Stony Brook University received global attention for hosting a TEDx event on Oct 10, 2013  for the first time. TEDx events are a subcategory in the giant world of TED, a nonprofit organization “devoted to ideas worth spreading.”

With only 100 attendees allowed in the audience (50 during Beat One and 50 during Beat Two), the intimate setting allowed speakers to discuss anything from conservation to performing a song about movement as if they were talking to a small class.

These discussions were headed by a committee who went through an extensive six-month process of sorting through candidate applications in order to develop “Our Beat.”

“We choose the theme kind of inspired and based on some of the nominations that were coming through,” said committee member and TLT’s Instructional Technologist Jennifer Jaiswal. “The beat kind of became more the idea of heartbeat because we had so many medical processes coming in, it was the beat of music we were going to be playing, news reporter’s beats, police beat—it was all of these different things that kind of tied in and we just thought that was a really great theme.”
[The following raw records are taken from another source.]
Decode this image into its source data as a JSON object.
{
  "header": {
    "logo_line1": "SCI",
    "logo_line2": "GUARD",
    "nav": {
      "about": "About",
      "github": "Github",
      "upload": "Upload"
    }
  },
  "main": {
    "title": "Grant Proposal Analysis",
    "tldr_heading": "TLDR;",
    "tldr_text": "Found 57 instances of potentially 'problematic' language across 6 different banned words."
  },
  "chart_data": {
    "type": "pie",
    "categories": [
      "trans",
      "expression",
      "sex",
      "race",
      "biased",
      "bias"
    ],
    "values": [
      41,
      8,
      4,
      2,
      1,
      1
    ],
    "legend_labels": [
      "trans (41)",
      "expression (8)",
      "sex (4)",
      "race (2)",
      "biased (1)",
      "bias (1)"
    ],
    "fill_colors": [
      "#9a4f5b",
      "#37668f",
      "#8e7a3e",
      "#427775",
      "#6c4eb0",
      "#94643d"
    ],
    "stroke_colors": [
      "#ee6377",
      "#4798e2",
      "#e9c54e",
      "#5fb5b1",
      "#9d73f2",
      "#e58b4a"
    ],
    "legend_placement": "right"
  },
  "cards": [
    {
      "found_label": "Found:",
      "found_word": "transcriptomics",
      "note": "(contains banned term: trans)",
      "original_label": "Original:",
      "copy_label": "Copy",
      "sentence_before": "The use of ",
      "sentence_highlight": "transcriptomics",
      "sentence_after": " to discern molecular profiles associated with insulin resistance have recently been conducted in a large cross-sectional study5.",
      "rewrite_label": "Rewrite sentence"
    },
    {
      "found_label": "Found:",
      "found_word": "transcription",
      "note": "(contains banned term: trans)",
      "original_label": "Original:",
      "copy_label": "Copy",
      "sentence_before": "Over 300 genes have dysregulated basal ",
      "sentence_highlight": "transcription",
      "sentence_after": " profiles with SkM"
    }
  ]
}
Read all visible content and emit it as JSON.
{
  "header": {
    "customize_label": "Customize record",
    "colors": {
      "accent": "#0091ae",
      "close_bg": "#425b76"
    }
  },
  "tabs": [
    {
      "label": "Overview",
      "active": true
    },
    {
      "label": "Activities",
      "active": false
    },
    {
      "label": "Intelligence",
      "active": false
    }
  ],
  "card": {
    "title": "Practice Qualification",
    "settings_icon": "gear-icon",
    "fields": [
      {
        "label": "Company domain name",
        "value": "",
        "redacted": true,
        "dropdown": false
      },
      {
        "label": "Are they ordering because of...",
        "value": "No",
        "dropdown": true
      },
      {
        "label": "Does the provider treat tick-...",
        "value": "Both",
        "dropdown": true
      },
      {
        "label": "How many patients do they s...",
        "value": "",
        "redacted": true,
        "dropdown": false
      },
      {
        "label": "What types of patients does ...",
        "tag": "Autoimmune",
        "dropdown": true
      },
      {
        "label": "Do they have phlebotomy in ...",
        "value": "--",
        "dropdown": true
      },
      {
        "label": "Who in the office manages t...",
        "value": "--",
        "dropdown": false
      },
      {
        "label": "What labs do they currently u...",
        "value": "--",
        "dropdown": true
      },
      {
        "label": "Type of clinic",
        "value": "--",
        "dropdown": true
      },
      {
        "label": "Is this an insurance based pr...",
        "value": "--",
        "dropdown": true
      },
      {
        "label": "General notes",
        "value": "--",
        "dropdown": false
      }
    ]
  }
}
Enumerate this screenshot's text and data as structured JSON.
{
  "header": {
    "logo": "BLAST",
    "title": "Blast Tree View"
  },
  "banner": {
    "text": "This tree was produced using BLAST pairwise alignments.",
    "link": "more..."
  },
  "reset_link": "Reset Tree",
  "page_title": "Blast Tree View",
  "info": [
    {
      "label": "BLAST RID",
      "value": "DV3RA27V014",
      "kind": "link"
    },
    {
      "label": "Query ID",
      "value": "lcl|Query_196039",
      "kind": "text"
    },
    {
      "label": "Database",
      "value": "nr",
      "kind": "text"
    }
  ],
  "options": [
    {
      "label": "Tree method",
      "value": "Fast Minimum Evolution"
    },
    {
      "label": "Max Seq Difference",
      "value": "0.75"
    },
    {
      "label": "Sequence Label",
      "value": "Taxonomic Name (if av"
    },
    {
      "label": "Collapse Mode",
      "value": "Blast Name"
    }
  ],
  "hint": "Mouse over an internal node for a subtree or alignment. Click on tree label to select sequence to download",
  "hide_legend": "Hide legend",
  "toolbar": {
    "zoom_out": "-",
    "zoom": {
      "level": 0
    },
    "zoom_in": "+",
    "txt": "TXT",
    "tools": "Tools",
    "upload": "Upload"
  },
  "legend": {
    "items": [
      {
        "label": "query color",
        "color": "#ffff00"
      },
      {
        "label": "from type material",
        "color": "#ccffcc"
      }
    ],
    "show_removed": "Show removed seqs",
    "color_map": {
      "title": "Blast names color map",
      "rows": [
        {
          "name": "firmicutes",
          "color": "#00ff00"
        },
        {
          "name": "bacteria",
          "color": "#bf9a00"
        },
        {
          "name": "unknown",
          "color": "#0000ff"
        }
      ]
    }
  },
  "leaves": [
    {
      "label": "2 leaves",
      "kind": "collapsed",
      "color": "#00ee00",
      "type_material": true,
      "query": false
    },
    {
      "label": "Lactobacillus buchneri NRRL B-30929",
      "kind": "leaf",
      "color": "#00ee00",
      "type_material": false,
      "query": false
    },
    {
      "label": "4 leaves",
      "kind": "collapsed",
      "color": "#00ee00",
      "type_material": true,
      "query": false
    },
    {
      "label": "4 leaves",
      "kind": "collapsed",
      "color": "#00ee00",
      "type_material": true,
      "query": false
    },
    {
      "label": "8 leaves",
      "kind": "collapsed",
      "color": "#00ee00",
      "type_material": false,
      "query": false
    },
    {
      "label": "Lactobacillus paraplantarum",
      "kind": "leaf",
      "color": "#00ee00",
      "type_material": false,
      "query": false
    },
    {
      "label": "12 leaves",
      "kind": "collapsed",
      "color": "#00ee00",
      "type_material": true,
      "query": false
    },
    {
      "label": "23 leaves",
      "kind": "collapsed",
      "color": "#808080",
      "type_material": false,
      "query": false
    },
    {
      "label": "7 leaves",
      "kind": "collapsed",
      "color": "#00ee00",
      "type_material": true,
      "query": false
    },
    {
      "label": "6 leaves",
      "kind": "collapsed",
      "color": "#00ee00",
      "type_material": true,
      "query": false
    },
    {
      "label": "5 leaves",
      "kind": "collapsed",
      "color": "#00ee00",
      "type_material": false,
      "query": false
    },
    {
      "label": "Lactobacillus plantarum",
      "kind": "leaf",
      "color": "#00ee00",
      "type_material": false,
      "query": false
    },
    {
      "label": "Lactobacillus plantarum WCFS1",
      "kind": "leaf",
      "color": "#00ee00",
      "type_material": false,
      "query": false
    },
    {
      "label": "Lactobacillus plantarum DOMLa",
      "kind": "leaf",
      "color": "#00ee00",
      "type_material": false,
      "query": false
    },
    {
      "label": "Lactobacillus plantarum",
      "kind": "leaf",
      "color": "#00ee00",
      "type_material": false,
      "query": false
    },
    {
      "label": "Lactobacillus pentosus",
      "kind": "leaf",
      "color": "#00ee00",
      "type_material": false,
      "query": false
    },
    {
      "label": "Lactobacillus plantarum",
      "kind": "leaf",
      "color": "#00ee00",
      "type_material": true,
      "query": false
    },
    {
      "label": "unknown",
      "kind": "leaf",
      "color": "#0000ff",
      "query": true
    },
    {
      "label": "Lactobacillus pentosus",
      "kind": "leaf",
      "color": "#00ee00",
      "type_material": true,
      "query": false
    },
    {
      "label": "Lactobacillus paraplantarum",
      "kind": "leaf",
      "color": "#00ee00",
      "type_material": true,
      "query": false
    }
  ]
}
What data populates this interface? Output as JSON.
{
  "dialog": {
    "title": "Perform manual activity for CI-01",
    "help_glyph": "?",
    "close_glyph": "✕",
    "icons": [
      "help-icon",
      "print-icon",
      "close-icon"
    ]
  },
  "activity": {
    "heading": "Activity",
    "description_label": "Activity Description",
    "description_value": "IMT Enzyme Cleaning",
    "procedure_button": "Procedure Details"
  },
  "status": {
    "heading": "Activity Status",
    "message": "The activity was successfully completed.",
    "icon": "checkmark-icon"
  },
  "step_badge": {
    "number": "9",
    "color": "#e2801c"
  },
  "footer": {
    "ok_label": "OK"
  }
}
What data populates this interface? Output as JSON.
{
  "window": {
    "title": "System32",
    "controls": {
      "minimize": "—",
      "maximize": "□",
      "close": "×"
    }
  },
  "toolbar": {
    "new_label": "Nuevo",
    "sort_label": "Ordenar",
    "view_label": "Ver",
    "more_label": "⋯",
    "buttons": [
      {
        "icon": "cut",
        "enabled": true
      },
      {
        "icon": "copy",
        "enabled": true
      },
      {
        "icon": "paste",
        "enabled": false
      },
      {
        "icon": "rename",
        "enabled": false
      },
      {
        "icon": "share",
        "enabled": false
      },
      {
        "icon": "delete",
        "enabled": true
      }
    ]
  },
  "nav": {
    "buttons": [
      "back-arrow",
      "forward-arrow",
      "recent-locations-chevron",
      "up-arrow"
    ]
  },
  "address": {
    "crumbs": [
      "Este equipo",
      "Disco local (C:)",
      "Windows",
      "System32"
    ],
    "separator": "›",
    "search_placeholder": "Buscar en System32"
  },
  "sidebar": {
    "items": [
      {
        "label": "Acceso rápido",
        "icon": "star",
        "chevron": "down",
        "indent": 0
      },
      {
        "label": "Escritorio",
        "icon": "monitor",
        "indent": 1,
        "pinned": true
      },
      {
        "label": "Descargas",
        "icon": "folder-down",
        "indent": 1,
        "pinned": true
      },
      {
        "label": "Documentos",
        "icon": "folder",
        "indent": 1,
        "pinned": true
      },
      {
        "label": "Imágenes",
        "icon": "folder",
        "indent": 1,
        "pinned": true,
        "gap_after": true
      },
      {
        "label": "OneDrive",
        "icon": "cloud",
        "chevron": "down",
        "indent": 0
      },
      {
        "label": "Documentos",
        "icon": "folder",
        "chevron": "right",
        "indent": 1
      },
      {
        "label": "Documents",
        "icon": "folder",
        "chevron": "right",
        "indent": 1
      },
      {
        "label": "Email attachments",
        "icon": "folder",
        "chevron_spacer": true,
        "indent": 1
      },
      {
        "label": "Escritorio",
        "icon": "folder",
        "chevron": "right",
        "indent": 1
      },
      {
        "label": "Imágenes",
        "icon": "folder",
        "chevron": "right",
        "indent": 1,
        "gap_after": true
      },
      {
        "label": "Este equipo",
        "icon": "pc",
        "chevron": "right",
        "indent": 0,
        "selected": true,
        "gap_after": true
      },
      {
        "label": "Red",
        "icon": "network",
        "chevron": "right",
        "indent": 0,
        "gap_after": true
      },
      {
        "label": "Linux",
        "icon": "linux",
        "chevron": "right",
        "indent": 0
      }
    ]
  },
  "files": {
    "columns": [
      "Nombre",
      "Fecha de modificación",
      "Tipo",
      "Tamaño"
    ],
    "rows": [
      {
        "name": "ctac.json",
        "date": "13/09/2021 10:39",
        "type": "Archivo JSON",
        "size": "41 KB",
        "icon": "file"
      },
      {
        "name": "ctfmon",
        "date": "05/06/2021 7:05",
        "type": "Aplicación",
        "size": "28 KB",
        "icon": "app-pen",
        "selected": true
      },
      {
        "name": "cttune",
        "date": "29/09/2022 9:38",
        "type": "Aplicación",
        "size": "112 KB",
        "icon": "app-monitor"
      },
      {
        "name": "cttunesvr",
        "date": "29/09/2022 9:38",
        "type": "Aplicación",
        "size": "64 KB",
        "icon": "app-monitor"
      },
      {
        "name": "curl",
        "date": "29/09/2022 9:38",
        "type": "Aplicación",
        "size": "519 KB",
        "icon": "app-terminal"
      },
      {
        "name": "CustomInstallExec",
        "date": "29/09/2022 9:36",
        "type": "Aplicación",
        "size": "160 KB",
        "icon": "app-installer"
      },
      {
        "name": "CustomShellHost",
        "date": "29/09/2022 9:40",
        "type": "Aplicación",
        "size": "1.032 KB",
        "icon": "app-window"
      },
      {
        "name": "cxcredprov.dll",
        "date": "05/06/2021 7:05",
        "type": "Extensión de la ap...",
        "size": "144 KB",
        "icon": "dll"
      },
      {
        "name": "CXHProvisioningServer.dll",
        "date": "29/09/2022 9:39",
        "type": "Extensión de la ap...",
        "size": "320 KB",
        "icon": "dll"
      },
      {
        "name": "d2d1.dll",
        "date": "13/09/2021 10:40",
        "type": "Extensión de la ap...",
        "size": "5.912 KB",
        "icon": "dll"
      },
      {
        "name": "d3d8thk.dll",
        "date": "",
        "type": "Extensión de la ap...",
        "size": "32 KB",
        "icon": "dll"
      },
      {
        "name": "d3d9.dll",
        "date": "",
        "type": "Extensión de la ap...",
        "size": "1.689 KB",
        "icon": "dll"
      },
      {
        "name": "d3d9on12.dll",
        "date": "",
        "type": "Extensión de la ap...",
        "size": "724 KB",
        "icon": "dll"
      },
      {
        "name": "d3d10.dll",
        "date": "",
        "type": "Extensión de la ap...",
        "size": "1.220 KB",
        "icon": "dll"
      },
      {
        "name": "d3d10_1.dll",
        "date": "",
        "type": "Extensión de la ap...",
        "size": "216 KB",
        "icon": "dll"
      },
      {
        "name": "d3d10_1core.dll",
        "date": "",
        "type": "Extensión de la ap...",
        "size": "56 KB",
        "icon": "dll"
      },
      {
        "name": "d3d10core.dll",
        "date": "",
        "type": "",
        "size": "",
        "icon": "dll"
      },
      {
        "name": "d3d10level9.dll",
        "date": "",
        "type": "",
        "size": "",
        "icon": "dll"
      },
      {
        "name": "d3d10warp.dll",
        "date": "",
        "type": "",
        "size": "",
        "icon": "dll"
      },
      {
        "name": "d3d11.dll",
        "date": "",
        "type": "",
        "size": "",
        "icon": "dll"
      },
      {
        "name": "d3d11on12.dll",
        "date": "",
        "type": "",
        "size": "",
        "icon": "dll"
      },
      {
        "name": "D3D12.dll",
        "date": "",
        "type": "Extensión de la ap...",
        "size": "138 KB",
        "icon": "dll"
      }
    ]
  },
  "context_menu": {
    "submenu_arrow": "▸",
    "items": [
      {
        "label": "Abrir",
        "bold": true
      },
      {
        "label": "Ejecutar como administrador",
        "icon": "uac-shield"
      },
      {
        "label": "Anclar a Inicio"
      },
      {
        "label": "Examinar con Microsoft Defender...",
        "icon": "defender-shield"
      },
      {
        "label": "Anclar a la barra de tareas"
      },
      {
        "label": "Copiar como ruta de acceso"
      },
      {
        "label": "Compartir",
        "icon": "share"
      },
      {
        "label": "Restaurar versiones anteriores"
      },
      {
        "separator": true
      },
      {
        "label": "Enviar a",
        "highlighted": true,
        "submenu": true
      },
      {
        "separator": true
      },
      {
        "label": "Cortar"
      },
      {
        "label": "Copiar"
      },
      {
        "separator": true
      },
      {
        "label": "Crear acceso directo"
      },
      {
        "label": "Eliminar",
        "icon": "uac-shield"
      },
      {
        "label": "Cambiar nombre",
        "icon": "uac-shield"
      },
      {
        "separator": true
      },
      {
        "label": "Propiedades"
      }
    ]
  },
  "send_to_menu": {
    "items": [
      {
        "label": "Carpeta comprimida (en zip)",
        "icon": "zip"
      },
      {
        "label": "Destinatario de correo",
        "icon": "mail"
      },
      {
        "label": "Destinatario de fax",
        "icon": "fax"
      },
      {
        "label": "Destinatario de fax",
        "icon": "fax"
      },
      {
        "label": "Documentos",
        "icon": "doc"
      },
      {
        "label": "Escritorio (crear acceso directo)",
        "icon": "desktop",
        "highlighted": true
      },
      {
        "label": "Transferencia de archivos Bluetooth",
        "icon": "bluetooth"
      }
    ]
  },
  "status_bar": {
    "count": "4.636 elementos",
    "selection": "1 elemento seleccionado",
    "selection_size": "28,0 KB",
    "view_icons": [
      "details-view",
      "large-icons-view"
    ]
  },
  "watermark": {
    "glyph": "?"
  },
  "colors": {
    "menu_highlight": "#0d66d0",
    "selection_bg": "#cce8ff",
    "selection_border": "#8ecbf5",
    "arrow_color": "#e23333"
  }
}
From 9 am to a reception that refused to die down, the event drew attention across the university and world wide wide. People not in attendance were able to stream live video via livestream as well as the live broadcast by WUSB. Twitter was alive with hundreds of #tedxsbu tagged tweets. 1,600 watched online on top of the attendees who applied for tickets earlier in the year.

“We’re getting a lot of feedback from the livestream, we’re getting a lot of feedback from Twitter and we’re very pleased with our results,” Jaiswal said.

Jennifer Adam, the woman in charge of the whole event, has been working on bringing TED to Stony Brook for the past two years. She earned her “TED license” and began by holding small luncheons to preview TED Talks culminating in TEDxSBU. All of her hard work has paid off as the university looks forward to continuing this tradition next year.

“Everybody’s realizing that this is potentially very important for the university because it does put us on a global platform,” said Adams. “Potentially, this is really huge for Stony Brook.”